Comédie dramatique
de Martin Crimp, traduction de Philippe Djian, mise en scène
de Louis-Do de Lencquesaing avec Christine Boisson, Hélène Fillières
etLouis-Do de Lencquesaing.
Un couple banal, ordinaire, part vivre à la campagne où
il emmène ses non-dits, ses mensonges et ses petites habitudes
de discussions pseudo-intellectuelles. Lui, quadra bobo au look
arty, élégant et manipulateur. Elle, sentimentale
à la recherche des moments de bonheur. Entre eux, l’incarnation
fantomatique d’une jeune fille, une amante sans doute, qui
s’insinue entre eux par corps inerte interposé, histoire
de se donner des émotions à bon compte.
Et ils parlent, beaucoup, chacun pour soi ou pour pousser l’autre
dans ses retranchements à la manière d’un de
ces petits jeux de société cruels dont les anglais
ont le secret. Des mots, des phrases, des interrogations.
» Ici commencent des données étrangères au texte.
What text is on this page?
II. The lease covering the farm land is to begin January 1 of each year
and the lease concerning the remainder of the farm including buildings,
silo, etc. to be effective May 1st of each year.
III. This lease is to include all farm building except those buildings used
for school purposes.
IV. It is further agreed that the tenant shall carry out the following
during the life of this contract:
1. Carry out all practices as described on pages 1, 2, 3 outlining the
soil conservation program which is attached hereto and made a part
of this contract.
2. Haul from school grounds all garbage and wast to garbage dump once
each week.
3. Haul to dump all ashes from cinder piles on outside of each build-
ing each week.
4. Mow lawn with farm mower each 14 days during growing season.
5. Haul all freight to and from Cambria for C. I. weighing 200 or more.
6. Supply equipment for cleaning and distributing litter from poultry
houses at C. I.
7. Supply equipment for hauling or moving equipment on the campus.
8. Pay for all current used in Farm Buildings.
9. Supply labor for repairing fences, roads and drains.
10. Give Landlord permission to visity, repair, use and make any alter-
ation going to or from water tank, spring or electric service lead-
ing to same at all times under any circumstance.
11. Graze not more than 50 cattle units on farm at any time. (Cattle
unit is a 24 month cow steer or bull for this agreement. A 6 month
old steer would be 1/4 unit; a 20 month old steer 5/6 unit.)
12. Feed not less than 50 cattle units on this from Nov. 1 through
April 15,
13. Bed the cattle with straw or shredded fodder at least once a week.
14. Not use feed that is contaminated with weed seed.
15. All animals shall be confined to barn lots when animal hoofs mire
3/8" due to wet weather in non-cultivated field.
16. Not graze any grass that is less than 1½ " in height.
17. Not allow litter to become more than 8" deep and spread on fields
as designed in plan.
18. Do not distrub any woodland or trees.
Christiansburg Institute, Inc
Des sentiments,
des émotions, point, réduisant le spectateur en auditeur
souvent interloqué.
Les dialogues denses qui dissèquent, le recours sytématique
à la forme interrogative censée renforcer le poids
des mots (le "quoi ?" monocorde et récurrent devenant
tout bonnement horripilant), le décor métallique bleu-noir
et la mise en scène minimaliste centrée sur le phrasé
du texte, texte qui se veut, au moins dans sa traduction de Philippe
Djian, intellectuel et sophistiqué et qui est livré
impersonnel, mécanique, haché, rappellent inexorablement
les belles heures du théâtre d’avant-garde des
années 70. Et que dire du final avec la mise en lumière
de la tête de la jeune fille en arrière plan ?
Les acteurs réduits à être des diseurs de
mots perdent presque contenance sur scène au point où
leurs quelques mouvements (arpentage sans chaussure d’Hélène
Fillières à la diction complètement artificielle
ou moulinets de Christine Boisson parfois à la dérive)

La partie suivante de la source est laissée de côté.